To learn about a commonly used data structure, the hash table. To examine the hash table's performance under many conditions and to see in what cases it should be utilized, and in which it should be avoided.

Part 1 - The Defintion

What is a hash table? Basically you can think of it as a data structure that is organized in a similar manner to a dictionary. Professor Proulx has made an example of searching through a dictionary by opening it up to the middle, deciding whether your word is greater or less than the words on the current page, then splitting that half in half. But this isn't really how it works. On the outside of the dictionary are a set of markings telling which letter the pages in that part of the dictionary start with. When we are looking for a particular word, we can open up the dictionary to the section corresponding to the first letter in the word. By making this choice, we only have to search around 4% of the dictionary to find the word we are looking for in theory.

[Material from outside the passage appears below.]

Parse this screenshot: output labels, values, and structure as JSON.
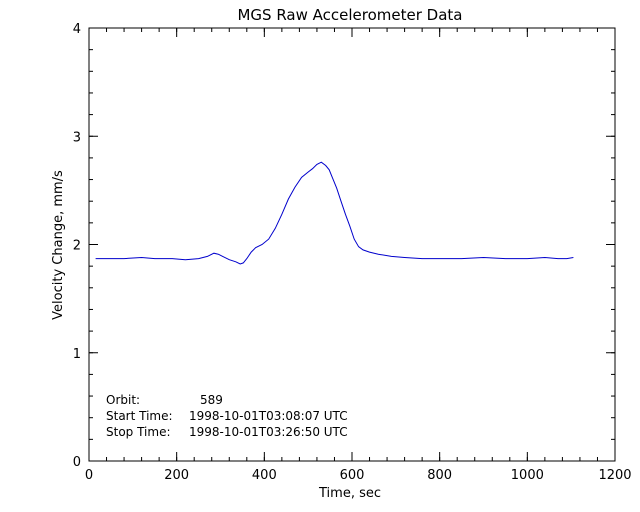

Pretty sweet huh? Well, maybe, it depends on our hash function. In the example of the dictionary, the hash function was to take the first letter of the word we wanted to look up and categorize by that. This leads to an inbalance between the letters. You can be sure that x has far less entries than s. Well, the same can happen with our hash tables. What if we choose to store information about all of the Christmas celebrations over the past 2003 years (since obviously there couldn't be any celebrations before that, now could there?) and we decide to hash the values by the day of the month on which the celebration fell. All celebrations that fall on the same day are put into the same "bucket." A bucket is just a linear data structure that our hash uses to store values that hash to the same location. Stupid hash, huh? Our grand hash table has now resorted into a nearly linear structure since most Christmas parties will be within a few days of Christmas. The hard part of a hash table isn't really understanding how it works, it's determining an appropriate hash function that will divide up your data well. Fortunately a good amount of work has been done to provide these functions for common datatypes (such as Strings) which allows us to just utilize it and move on.

Part 2 - On to Java

Now we want to implement some thing (.zip or .exe)using Java's HashMap class. We're going to be working on a Ciy class which will include a name, state, and a population. These are the values we will be hashing, and we will also be iterating through a group of Zipcode structures which include City information as well as a population and zip. Notice there may be multiple ZipCode entries for a single City. Implement the framework for reading in the ZipCodes from a file, one by one, and then checking if the City is in the hash table. If it is, increment its population by the correct amount and put it back in the hash table. If it is not, add it into the hash table with the population set at the one given.

Try doing this with a couple different hashing functions. In order to do this, you need to modify the equals and hashCode functions as defined in Java Object. Try a few different types, first just use 0, then try using the hash of just the state name, finally, try adding the hash of the state name and the city name. See how the performance differs in all these cases.